Tuesday, April 29, 2008


The NJ Department of the Treasury has announced that the Division of Taxation will begin to mail out NJ Homestead Rebate applications to senior citizens and disabled homeowners this week.

Those in Bergen, Burlington, Cape May, Cumberland, Gloucester, Mercer, Middlesex, Passaic, Union, and Warren counties should have the application in their hands by the end of this week. Applications will be sent to residents of the other counties during the week of May 5th.

The deadline for seniors and the disabled to submit their application has been announced as June 2, 2008 – but based on past years’ experience this deadline should eventually be extended through October 31, 2008.

Rebate checks for seniors and the disabled will begin to be mailed out on or about July 31st.
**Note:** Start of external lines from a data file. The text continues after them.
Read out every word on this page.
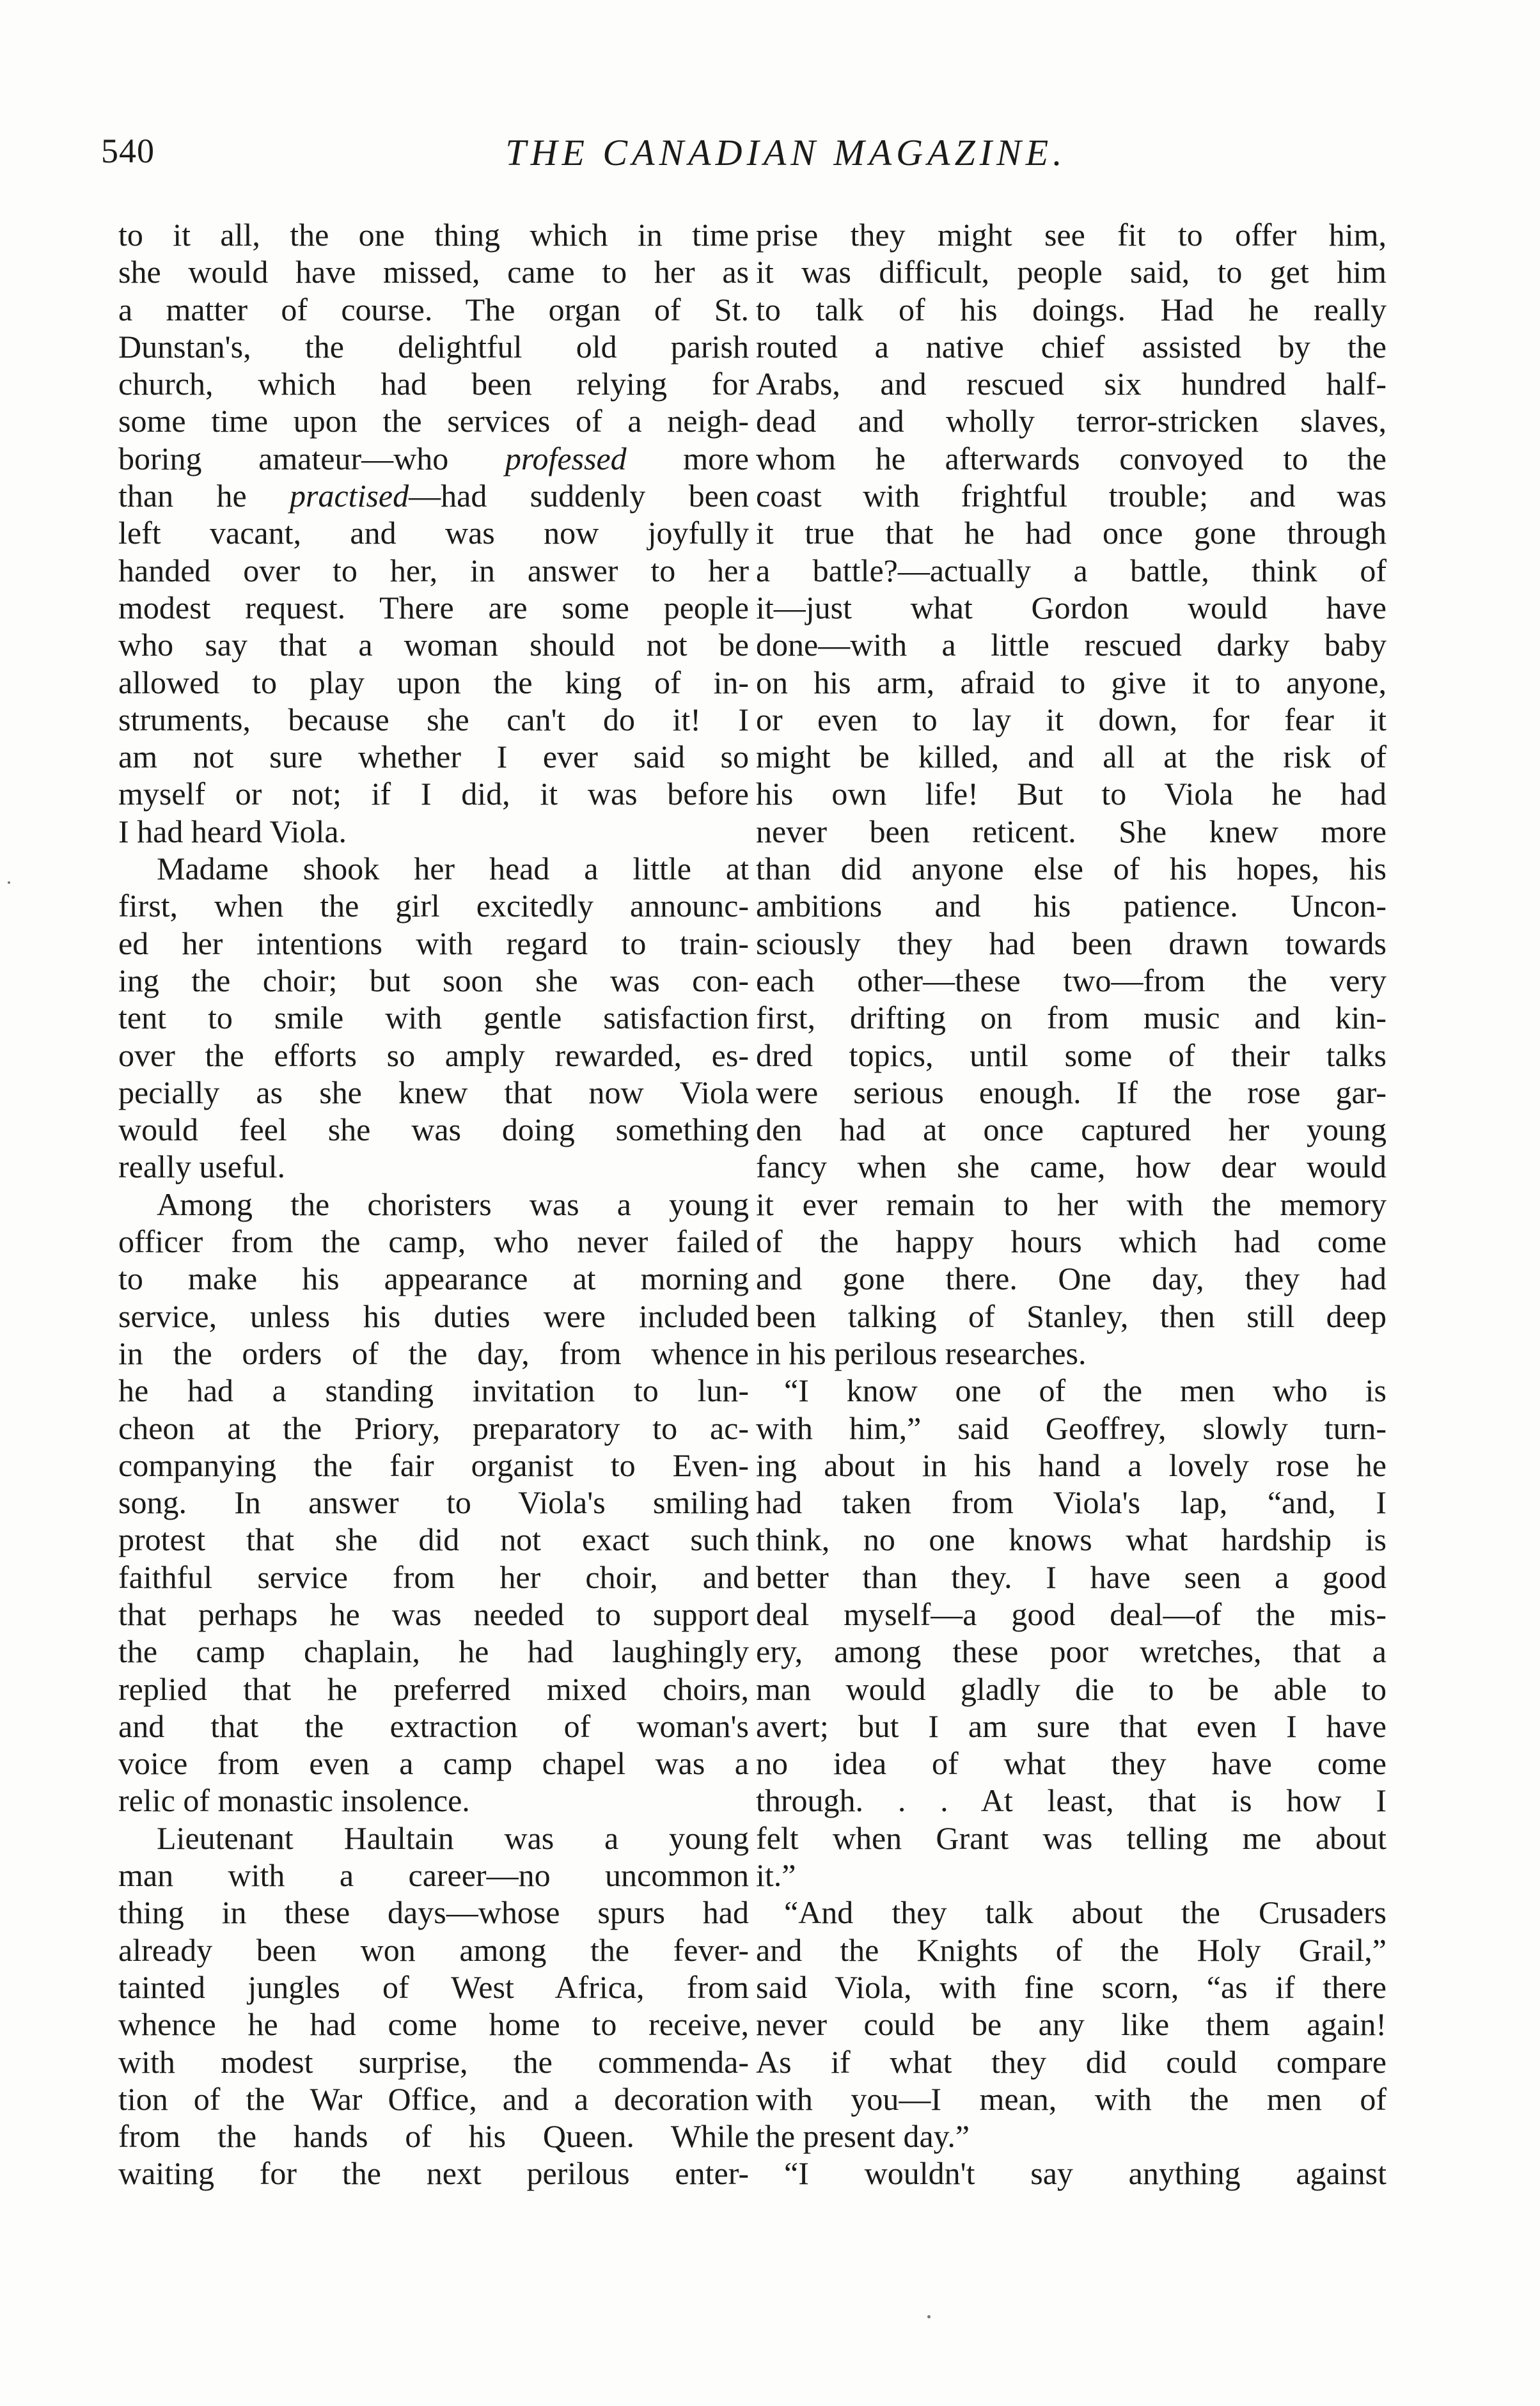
540	THE CANADIAN MAGAZINE.
to it all, the one thing which in time
she would have missed, came to her as
a matter of course. The organ of St.
Dunstan's, the delightful old parish
church, which had been relying for
some time upon the services of a neigh-
boring amateur—who professed more
than he practised—had suddenly been
left vacant, and was now joyfully
handed over to her, in answer to her
modest request. There are some people
who say that a woman should not be
allowed to play upon the king of in-
struments, because she can't do it! I
am not sure whether I ever said so
myself or not; if I did, it was before
I had heard Viola.
Madame shook her head a little at
first, when the girl excitedly announc-
ed her intentions with regard to train-
ing the choir; but soon she was con-
tent to smile with gentle satisfaction
over the efforts so amply rewarded, es-
pecially as she knew that now Viola
would feel she was doing something
really useful.
Among the choristers was a young
officer from the camp, who never failed
to make his appearance at morning
service, unless his duties were included
in the orders of the day, from whence
he had a standing invitation to lun-
cheon at the Priory, preparatory to ac-
companying the fair organist to Even-
song. In answer to Viola's smiling
protest that she did not exact such
faithful service from her choir, and
that perhaps he was needed to support
the camp chaplain, he had laughingly
replied that he preferred mixed choirs,
and that the extraction of woman's
voice from even a camp chapel was a
relic of monastic insolence.
Lieutenant Haultain was a young
man with a career—no uncommon
thing in these days—whose spurs had
already been won among the fever-
tainted jungles of West Africa, from
whence he had come home to receive,
with modest surprise, the commenda-
tion of the War Office, and a decoration
from the hands of his Queen. While
waiting for the next perilous enter-
prise they might see fit to offer him,
it was difficult, people said, to get him
to talk of his doings. Had he really
routed a native chief assisted by the
Arabs, and rescued six hundred half-
dead and wholly terror-stricken slaves,
whom he afterwards convoyed to the
coast with frightful trouble; and was
it true that he had once gone through
a battle?—actually a battle, think of
it—just what Gordon would have
done—with a little rescued darky baby
on his arm, afraid to give it to anyone,
or even to lay it down, for fear it
might be killed, and all at the risk of
his own life! But to Viola he had
never been reticent. She knew more
than did anyone else of his hopes, his
ambitions and his patience. Uncon-
sciously they had been drawn towards
each other—these two—from the very
first, drifting on from music and kin-
dred topics, until some of their talks
were serious enough. If the rose gar-
den had at once captured her young
fancy when she came, how dear would
it ever remain to her with the memory
of the happy hours which had come
and gone there. One day, they had
been talking of Stanley, then still deep
in his perilous researches.
“I know one of the men who is
with him,” said Geoffrey, slowly turn-
ing about in his hand a lovely rose he
had taken from Viola's lap, “and, I
think, no one knows what hardship is
better than they. I have seen a good
deal myself—a good deal—of the mis-
ery, among these poor wretches, that a
man would gladly die to be able to
avert; but I am sure that even I have
no idea of what they have come
through. . . At least, that is how I
felt when Grant was telling me about
it.”
“And they talk about the Crusaders
and the Knights of the Holy Grail,”
said Viola, with fine scorn, “as if there
never could be any like them again!
As if what they did could compare
with you—I mean, with the men of
the present day.”
“I wouldn't say anything against
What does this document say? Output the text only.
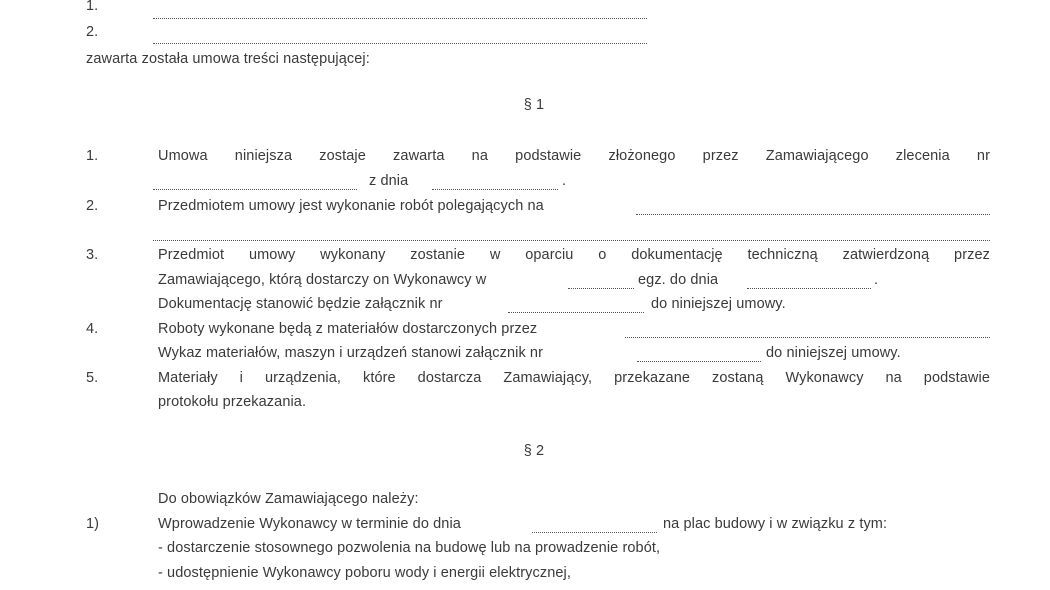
1.
2.
zawarta została umowa treści następującej:
§ 1
1.	Umowa niniejsza zostaje zawarta na podstawie złożonego przez Zamawiającego zlecenia nr
z dnia	.
2.	Przedmiotem umowy jest wykonanie robót polegających na
3.	Przedmiot umowy wykonany zostanie w oparciu o dokumentację techniczną zatwierdzoną przez
Zamawiającego, którą dostarczy on Wykonawcy w	egz. do dnia	.
Dokumentację stanowić będzie załącznik nr	do niniejszej umowy.
4.	Roboty wykonane będą z materiałów dostarczonych przez
Wykaz materiałów, maszyn i urządzeń stanowi załącznik nr	do niniejszej umowy.
5.	Materiały i urządzenia, które dostarcza Zamawiający, przekazane zostaną Wykonawcy na podstawie
protokołu przekazania.
§ 2
Do obowiązków Zamawiającego należy:
1)	Wprowadzenie Wykonawcy w terminie do dnia	na plac budowy i w związku z tym:
- dostarczenie stosownego pozwolenia na budowę lub na prowadzenie robót,
- udostępnienie Wykonawcy poboru wody i energii elektrycznej,
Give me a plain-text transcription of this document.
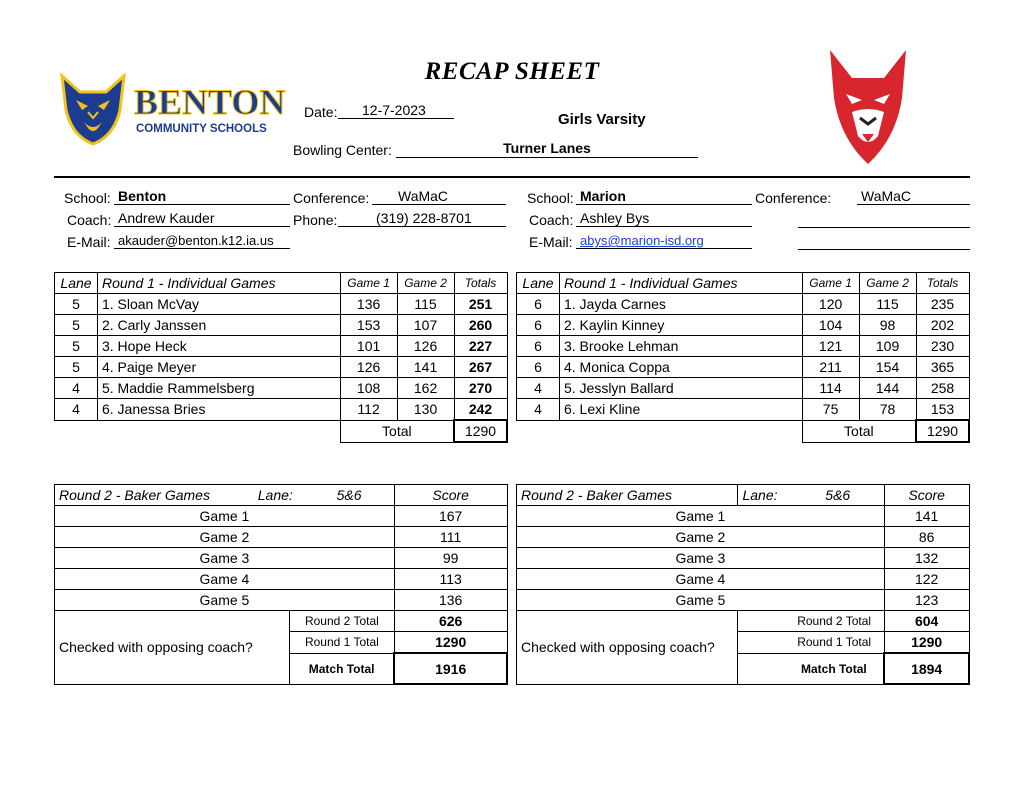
RECAP SHEET
BENTON
COMMUNITY SCHOOLS
Date:	12-7-2023
Girls Varsity
Bowling Center:	Turner Lanes
School: Benton	Conference:	WaMaC
Coach: Andrew Kauder	Phone:	(319) 228-8701
E-Mail: akauder@benton.k12.ia.us
School: Marion	Conference: WaMaC
Coach: Ashley Bys
E-Mail: abys@marion-isd.org
Lane	Round 1 - Individual Games	Game 1	Game 2	Totals
5	1. Sloan McVay	136	115	251
5	2. Carly Janssen	153	107	260
5	3. Hope Heck	101	126	227
5	4. Paige Meyer	126	141	267
4	5. Maddie Rammelsberg	108	162	270
4	6. Janessa Bries	112	130	242
		Total		1290
Lane	Round 1 - Individual Games	Game 1	Game 2	Totals
6	1. Jayda Carnes	120	115	235
6	2. Kaylin Kinney	104	98	202
6	3. Brooke Lehman	121	109	230
6	4. Monica Coppa	211	154	365
4	5. Jesslyn Ballard	114	144	258
4	6. Lexi Kline	75	78	153
		Total		1290
Round 2 - Baker Games Lane: 5&6		Score
Game 1		167
Game 2		111
Game 3		99
Game 4		113
Game 5		136
Checked with opposing coach?	Round 2 Total	626
	Round 1 Total	1290
	Match Total	1916
Round 2 - Baker Games	Lane: 5&6	Score
Game 1		141
Game 2		86
Game 3		132
Game 4		122
Game 5		123
Checked with opposing coach?	Round 2 Total	604
	Round 1 Total	1290
	Match Total	1894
The current proposed FY 2009 budget calls for reducing the NJ Gross Income threshold for receiving a NJ Homestead Rebate from $250,000 to $150,000. Corzine wants to take the rebate away from homeowners with NJ income of more than $150,000.

Those with incomes of $100,000 or less will continue to receive a rebate of 20% of their 2007 real estate tax – capped at $2,000, but under the proposed budget those with incomes of between $100,001 and $150,000 would receive a 10% rebate – up to a $1,000 maximum. This is down from the 15% rebate of the first $10,000 of 2006 real estate taxes that was paid to this category of income in 2007.
It appears that NJ has given up on the idea of applying the rebate amount directly against a homeowner's real estate tax billing - so that the homeowner actually pays less tax rather than having to wait for a rebate check. This method pretty much negates the basic purpose of a tax rebate check - the fact that the voter receives an actual payment directly from the State so he can exclaim, "Look what Corzine has given to me!" and, hopefully for the Democrats, act with appropriate appreciation at election time.
A tax rebate has nothing whatsoever to do with easing a homeowner's tax burden (or stimulating the economy for that matter) - it is a purely politically motivated gesture to buy votes. NJ had to raise the sales tax by 1% to pay for these rebates - so how is the average NJ taxpayer or homeowner any better off?
The idea behind the current federal rebate program is no different.